I'm not yet decided about which one is the "right" default for 
our problem. (of course, one might want to permit others, but 
I'm only looking for one at the moment;-).

> variables. Does 'a' equal to 'b'? It depends. We may define two types
> t1 and t2 dis-equal if in any possible interpretation (for any
> assignment to type variables that may occur free in t1 and t2) the
> types are syntactically dissimilar. Under this definition, 'a' is not
> equal to 'b'. 
>OTH, we may say that two types are disequal if there
> exists an interpretation (i.e., an assignment to type variables) that
> makes the types dissimilar. Both definitions can be useful, in
> different circumstances. 

these two variations appear to be the same, though?

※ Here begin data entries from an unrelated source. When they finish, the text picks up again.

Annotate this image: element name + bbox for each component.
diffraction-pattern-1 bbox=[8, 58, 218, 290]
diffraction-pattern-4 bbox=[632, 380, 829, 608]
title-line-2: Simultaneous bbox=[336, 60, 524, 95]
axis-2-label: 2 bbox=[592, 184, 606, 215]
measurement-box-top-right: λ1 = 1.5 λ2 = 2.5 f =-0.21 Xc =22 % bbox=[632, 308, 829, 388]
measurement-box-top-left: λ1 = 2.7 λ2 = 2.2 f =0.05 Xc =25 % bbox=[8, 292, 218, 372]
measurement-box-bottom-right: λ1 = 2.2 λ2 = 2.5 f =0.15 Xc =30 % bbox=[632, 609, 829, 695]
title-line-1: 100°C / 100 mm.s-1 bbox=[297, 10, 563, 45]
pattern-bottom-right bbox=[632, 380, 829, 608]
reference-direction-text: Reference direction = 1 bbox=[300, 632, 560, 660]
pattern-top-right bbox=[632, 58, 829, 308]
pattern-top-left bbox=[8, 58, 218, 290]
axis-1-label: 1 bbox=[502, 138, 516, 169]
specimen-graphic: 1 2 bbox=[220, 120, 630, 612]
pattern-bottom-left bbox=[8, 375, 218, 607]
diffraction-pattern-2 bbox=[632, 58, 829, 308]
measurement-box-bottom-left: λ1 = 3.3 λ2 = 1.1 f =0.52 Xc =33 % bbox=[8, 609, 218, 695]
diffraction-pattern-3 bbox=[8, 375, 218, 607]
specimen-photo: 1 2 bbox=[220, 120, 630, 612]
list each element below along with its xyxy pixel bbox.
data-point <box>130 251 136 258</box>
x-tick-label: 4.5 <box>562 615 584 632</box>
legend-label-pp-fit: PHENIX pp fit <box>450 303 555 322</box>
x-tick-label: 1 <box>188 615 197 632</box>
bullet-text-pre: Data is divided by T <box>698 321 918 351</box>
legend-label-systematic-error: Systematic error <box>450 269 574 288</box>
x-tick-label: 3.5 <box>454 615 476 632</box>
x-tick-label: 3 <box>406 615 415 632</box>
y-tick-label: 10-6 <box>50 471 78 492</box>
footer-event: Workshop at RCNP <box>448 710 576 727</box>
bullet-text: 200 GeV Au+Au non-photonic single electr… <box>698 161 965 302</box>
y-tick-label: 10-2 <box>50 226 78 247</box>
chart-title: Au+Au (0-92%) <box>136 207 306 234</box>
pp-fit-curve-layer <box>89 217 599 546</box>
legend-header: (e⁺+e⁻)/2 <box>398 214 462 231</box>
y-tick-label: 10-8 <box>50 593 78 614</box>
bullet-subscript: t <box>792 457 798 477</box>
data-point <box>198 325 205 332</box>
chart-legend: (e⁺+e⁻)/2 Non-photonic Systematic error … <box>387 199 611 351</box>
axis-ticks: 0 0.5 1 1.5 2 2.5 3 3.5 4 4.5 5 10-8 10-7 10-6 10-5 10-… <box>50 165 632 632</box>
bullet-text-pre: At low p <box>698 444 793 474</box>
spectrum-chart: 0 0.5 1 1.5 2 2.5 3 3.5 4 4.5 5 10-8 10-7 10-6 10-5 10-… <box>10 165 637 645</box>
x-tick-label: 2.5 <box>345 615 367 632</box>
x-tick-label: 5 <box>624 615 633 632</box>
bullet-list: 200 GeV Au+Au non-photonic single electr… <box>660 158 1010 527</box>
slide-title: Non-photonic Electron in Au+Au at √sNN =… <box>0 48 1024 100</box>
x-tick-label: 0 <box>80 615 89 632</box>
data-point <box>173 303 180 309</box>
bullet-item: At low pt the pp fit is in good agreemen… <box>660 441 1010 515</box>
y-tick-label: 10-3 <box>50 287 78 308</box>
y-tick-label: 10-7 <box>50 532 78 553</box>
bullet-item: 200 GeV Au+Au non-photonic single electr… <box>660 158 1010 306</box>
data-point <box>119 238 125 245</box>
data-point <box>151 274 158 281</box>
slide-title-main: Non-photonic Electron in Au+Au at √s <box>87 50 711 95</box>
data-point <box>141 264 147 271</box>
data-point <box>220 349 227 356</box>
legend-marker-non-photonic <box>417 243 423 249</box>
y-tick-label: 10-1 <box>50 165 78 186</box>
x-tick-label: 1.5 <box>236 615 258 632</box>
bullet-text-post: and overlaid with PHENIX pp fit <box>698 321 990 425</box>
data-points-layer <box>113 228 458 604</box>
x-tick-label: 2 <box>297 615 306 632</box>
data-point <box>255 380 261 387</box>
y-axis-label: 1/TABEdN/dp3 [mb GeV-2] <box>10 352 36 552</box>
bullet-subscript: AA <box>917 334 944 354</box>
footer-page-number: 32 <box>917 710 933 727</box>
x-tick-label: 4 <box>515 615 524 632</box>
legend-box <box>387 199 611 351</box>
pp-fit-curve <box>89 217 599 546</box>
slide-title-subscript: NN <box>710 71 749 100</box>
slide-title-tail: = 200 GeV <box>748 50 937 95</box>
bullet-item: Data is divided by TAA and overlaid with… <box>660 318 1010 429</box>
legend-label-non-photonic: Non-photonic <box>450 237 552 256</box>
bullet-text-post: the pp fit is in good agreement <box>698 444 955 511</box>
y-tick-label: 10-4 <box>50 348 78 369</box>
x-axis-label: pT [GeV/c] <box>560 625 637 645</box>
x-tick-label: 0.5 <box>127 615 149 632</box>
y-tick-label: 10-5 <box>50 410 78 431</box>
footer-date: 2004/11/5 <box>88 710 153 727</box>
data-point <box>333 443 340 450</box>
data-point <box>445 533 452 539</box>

> The _full_ HList technical report discusses these issues in detail 
> (Section 9 and Appendix D).

and many other issues relevant to the present discussion. I've 
already referred to it as being full of examples illustrating why
the current situation is unacceptable, and had been hoping that
the authors would be among those arguing in favour of searching
a more consistent picture here and now, avoiding the need for 
such hacks. after all, that's what you wrote at the end of 
Appendix D, two years ago!-)

cheers,
claus

btw, said appendix D compares 

    typeCast :: TypeCast a b => a -> b

(with FDs: a ->b, b -> a) to 

    foo :: a -> b
    foo x = x

which might be slightly misleading in that the former does not
have two independent type variables (once either is determined,
the other is, too), and the second has a complete type declaration
that conflicts with the inferred type (if, on the other hand, the type 
declaration was partial, it could be refined to the inferred type). 

apart from that, I'd agree with the argument: there is a difference 
between FDs excluding type errors a priori and FDs determining 
types that may or may not match with the actual types they are 
compared with. the latter is often more expressive/useful.